Lexeo's Gene Therapy for Friedreich's Ataxia Shows Promise in Phase I/II Trial

Lexeo Therapeutics has unveiled compelling data from its Phase I/II trial of LX2006, a gene therapy candidate for Friedreich's ataxia cardiomyopathy. The results, which demonstrate significant improvements in cardiac function and biomarkers, have paved the way for the company to advance towards pivotal trials.

Promising Cardiac Outcomes

LX2006 showed a marked impact on cardiac health in patients with Friedreich's ataxia cardiomyopathy. In a cohort of six patients with abnormal left ventricular mass index (LVMI) at baseline, treatment with LX2006 resulted in a 25% mean improvement in LVMI at 12 months or sooner. Notably, five of the six patients reached normal LVMI measurements by their latest visit.

The therapy's effects extended beyond LVMI improvements. Among 12 patients followed for at least six months, 10 experienced reductions in lateral wall thickness, while 11 demonstrated a more than 25% drop in high-sensitivity troponin I levels. These outcomes suggest a broad impact on cardiac health markers.

Dose-Dependent Effects and Biomarker Improvements

Lexeo reported that LX2006's effects appeared to be dose-dependent, a critical factor in determining optimal treatment regimens. The gene therapy also showed promise in addressing the underlying molecular deficits of Friedreich's ataxia. Cardiac frataxin, a protein typically under-expressed in the condition, increased in a dose-dependent manner three months post-treatment.

Stifel analysts, commenting on the results, noted that the impact on frataxin levels was "encouraging" and that effects on other relevant biomarkers "corroborate the efficacy signal." This molecular evidence adds weight to the clinical observations and supports the potential mechanism of action for LX2006.

Path to Pivotal Trials

Buoyed by these results, Lexeo is now charting a course for pivotal trials. The company plans to initiate a registrational study by early 2026, with an efficacy readout anticipated in 2027. Stifel analysts view the proposed co-primary endpoints favorably and believe Lexeo has a "solid chance at success."

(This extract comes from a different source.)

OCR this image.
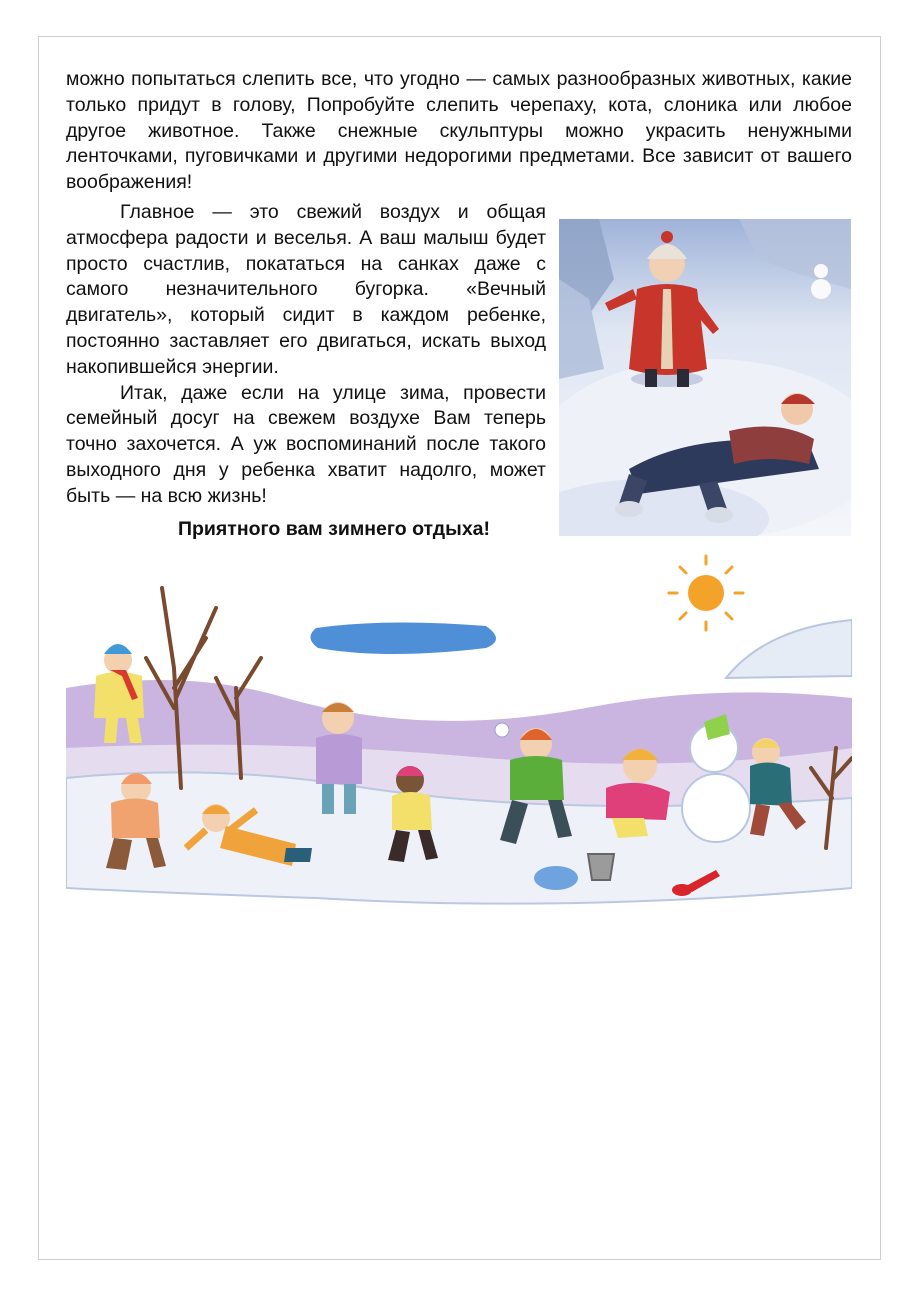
можно попытаться слепить все, что угодно — самых разнообразных животных, какие только придут в голову, Попробуйте слепить черепаху, кота, слоника или любое другое животное. Также снежные скульптуры можно украсить ненужными ленточками, пуговичками и другими недорогими предметами. Все зависит от вашего воображения!

Главное — это свежий воздух и общая атмосфера радости и веселья. А ваш малыш будет просто счастлив, покататься на санках даже с самого незначительного бугорка. «Вечный двигатель», который сидит в каждом ребенке, постоянно заставляет его двигаться, искать выход накопившейся энергии.

Итак, даже если на улице зима, провести семейный досуг на свежем воздухе Вам теперь точно захочется. А уж воспоминаний после такого выходного дня у ребенка хватит надолго, может быть — на всю жизнь!

Приятного вам зимнего отдыха!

However, the analysts also noted some uncertainty in the regulatory landscape, particularly in light of recent changes at the FDA. The departure of Peter Marks, former head of the FDA's Center for Biologics Evaluation and Research (CBER), has raised questions about the agency's approach to gene therapies for rare diseases. Marks was known for championing accelerated approvals in this area, and it remains to be seen how his exit might affect regulatory flexibility moving forward.

Despite these uncertainties, Stifel suggested that the dynamics surrounding rare disease treatments are "probably less likely to change," potentially offering some reassurance for companies like Lexeo operating in this space.